Bencana-bencana seperti ini sering mereka
sebut sebagai musibah alam atau faktor alamiah seolah-olah manusia hanya
menjadi korban pasif dari siklus alam yang kejam. Padahal, jika ditilik kembali
dan ingin jujur dalam menatap jejak kerusakan di baliknya seperti, sungai
meluap dan tersumbat, lereng yang dibiarkan gundul—tampaklah jelas bahwa
bencana tersebut adalah buah dari sebuah cara pandang dan pola relasi yang
keliru antara manusia dan alam.
Krisis ekologis yang sedang kita hadapi
saat ini agaknya bisa penulis sebut merupakan hakikat dari krisis spiritual dan
makna. Alam direduksi maknanya menjadi objek dan komoditas ekonomi saja
sehingga ia kehilangan dimensi sakralnya sebagai tanda-tanda kebesaran
Penciptanya. Dalam kekosongan makna inilah, tasawuf agaknya menawarkan jalan
keluar yang reflektif dan transformatif.
Prespektif Tasawuf atas Alam
Pandangan modern yang mereduksi alam
menjadi sekadar kumpulan materi mati dan sumber daya ekonomi, telah mendorong
praktik eksploitatif besar-besaran. Deforestasi untuk perkebunan skala besar,
pertambangan yang merusak kestabilan ekosistem di sekitarnya, dan alih fungsi
lahan yang serampangan, adalah bentuk nyata dari desakralisasi alam yang
dikritik oleh Seyyed Hossein Nasr dalam bukunya Religion and the Order of Nature.
Bencana banjir dan longsor di Sumatera baru-baru ini agaknya bisa dipandang
sebagai konsekuensi logis-fisik dari terputusnya hubungan spiritual dengan
alam.
Adapun tasawuf memandang alam sebagai
manifestasi (tajalli) dan teofani (wujud) Tuhan, dalam prespektifnya,
alam adalah ayaat takwiniyah. Dan ketika ayat-ayat ini dibaca dengan
keliru—ditebang, dikeruk, dirusak—maka ia merespons dengan bahasa bencana.

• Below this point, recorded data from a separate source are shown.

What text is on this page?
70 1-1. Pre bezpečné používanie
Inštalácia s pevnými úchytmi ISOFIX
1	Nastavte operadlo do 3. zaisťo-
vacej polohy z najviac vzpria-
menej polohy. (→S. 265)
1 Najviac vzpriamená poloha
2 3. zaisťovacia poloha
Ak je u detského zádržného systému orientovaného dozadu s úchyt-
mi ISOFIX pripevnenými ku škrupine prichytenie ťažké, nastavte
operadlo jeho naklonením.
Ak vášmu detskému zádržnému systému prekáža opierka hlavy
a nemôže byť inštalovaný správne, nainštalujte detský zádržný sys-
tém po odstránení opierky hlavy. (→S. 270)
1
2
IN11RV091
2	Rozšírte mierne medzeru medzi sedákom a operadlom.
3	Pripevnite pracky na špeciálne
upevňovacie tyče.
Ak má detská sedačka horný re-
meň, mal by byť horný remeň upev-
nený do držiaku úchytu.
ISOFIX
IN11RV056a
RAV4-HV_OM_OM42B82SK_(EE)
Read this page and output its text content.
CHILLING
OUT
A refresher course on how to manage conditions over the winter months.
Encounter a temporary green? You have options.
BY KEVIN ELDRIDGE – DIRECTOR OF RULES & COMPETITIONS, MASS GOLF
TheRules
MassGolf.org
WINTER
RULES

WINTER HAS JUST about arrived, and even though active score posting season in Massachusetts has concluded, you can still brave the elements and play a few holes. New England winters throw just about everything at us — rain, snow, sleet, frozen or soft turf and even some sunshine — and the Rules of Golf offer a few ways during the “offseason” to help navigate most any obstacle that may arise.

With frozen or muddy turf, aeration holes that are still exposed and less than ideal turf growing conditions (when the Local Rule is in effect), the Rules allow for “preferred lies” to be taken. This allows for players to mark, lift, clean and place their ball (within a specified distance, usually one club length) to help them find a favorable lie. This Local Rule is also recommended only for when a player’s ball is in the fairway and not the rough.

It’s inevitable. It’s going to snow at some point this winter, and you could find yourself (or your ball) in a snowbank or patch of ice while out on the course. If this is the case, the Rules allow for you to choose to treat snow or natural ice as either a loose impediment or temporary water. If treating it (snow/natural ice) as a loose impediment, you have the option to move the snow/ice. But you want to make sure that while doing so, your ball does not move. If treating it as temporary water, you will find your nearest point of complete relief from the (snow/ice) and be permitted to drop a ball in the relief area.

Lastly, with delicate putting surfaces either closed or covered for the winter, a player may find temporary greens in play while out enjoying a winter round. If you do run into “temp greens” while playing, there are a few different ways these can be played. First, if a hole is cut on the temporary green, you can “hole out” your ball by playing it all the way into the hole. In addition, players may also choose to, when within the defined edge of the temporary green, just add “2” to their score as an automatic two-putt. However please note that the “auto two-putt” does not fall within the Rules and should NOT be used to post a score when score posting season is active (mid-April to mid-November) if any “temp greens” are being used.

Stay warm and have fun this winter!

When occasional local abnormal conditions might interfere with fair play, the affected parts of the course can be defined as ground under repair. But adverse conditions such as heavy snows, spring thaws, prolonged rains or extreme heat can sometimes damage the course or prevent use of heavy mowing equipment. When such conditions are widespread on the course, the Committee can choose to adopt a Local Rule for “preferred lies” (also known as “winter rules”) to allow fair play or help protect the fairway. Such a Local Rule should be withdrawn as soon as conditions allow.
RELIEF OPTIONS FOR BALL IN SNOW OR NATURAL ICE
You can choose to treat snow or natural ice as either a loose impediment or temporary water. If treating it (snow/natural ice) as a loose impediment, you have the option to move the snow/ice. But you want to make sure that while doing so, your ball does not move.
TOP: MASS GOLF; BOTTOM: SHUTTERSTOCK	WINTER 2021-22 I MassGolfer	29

Syaikhul Azhar, Prof. Dr. Ahmad Ath-Thayyib menegaskan bahwa merusak lingkungan
adalah bentuk pengingkaran terhadap ayat-ayat Allah. Dalam konteks ini, krisis
ekologi yang terjadi di Indonesia bisa jadi merupakan tanda bahwa kita telah
mengingkari dan melukai ayaat kauniyah tersebut. Syaikh Mahmud Syaltut
juga menjelaskan dengan analogi bahwa alam ini adalah kitab yang terbuka,
adapun bencana yang terjadi di atasnya merupakan bab dalam kitab itu yang
menceritakan kisah kerakusan dan kelalaian manusia.

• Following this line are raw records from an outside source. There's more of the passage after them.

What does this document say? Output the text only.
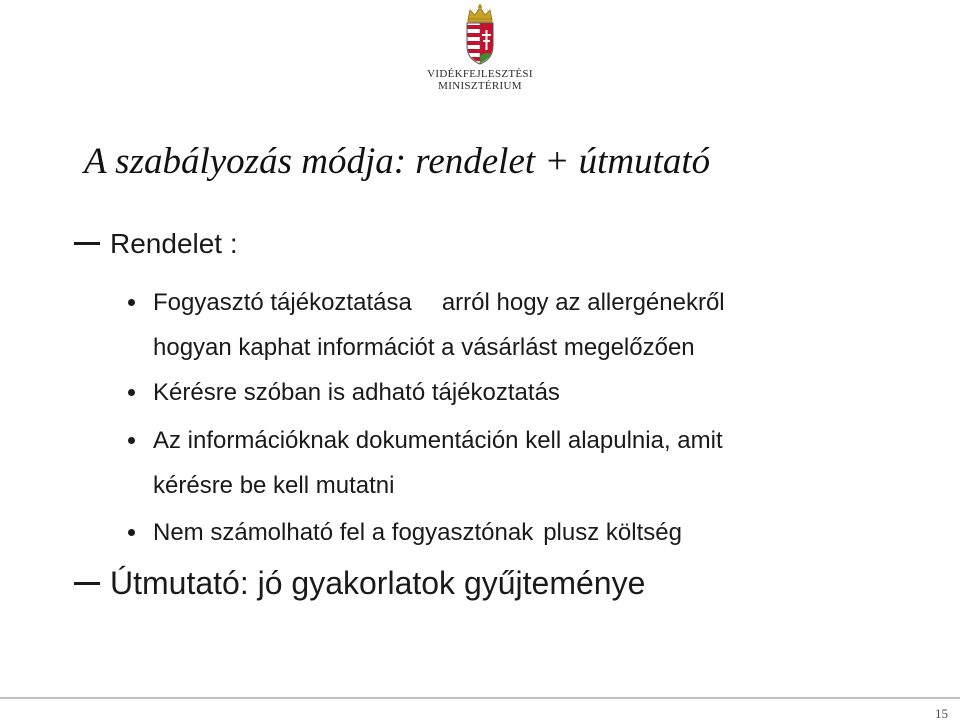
VIDÉKFEJLESZTÉSI
MINISZTÉRIUM
A szabályozás módja: rendelet + útmutató
Rendelet :
Fogyasztó tájékoztatása arról hogy az allergénekről
hogyan kaphat információt a vásárlást megelőzően
Kérésre szóban is adható tájékoztatás
Az információknak dokumentáción kell alapulnia, amit
kérésre be kell mutatni
Nem számolható fel a fogyasztónak plusz költség
Útmutató: jó gyakorlatok gyűjteménye
15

Maka di sinilah agaknya ajaran tasawuf bisa menjadi pondasi etika manusia dalam membaca alam. Konsep zuhud (sederhana) yang pernah dijelaskan oleh Syaikh Asy-Sya’rawi sebagai sikap qanaah (merasa cukup), bertolak belakang dengan logika kapitalis yang membuat perwujudan makna ‘pemanfaatan’ lahan dengan praktik deforestasi dan alih fungsi lahan. Sementara itu ada nilai wara’ (kehati-hatian) yang pernah diperluas juga maknanya oleh Syaikh Ali Jum’ah menjadi kehati-hatian ekologis yang mengecam israf (pemborosan dan eksploitasi berlebihan) dalam pengelolaan sumber daya alam.
Adapun pernyataan yang sempat ramai
dibincang tentang multiple maslahah yang digunakan untuk membenarkan
tindak eksploitasi sumber daya alam agaknya perlu ditilik juga dengan kacamata
tasawuf. Maslahah dalam pandangan sufistik tidak boleh berhenti pada
kalkulasi material jangka pendek seperti lapangan pekerjaan dan devisa yang
kerapnya dikedepankan, tetapi ia harus dilihat dalam kerangka maslahah
al-‘ibad yang lebih luas dan berkelanjutan.
Kerangka ini mempunyai tuntutan
mempertimbangkan kembali maslahah spiritual dengan menjaga alam sebagai
media dzikir dan tafakkur bagi manusia. Realisasinya bisa dengan
memenuhi maslahah ekologis dahulu, menjaga keseimbangan ekosistem yang
menjamin keberlangsungan hidup semua makhluk. Dengan itu kita bisa menegakkan maslahah
sosial-keadilan dengan menjamin akses dan keadilan bagi masyarakat lokal
dan adat di Indonesia yang hidupnya bergantung pada kelestarian hutan.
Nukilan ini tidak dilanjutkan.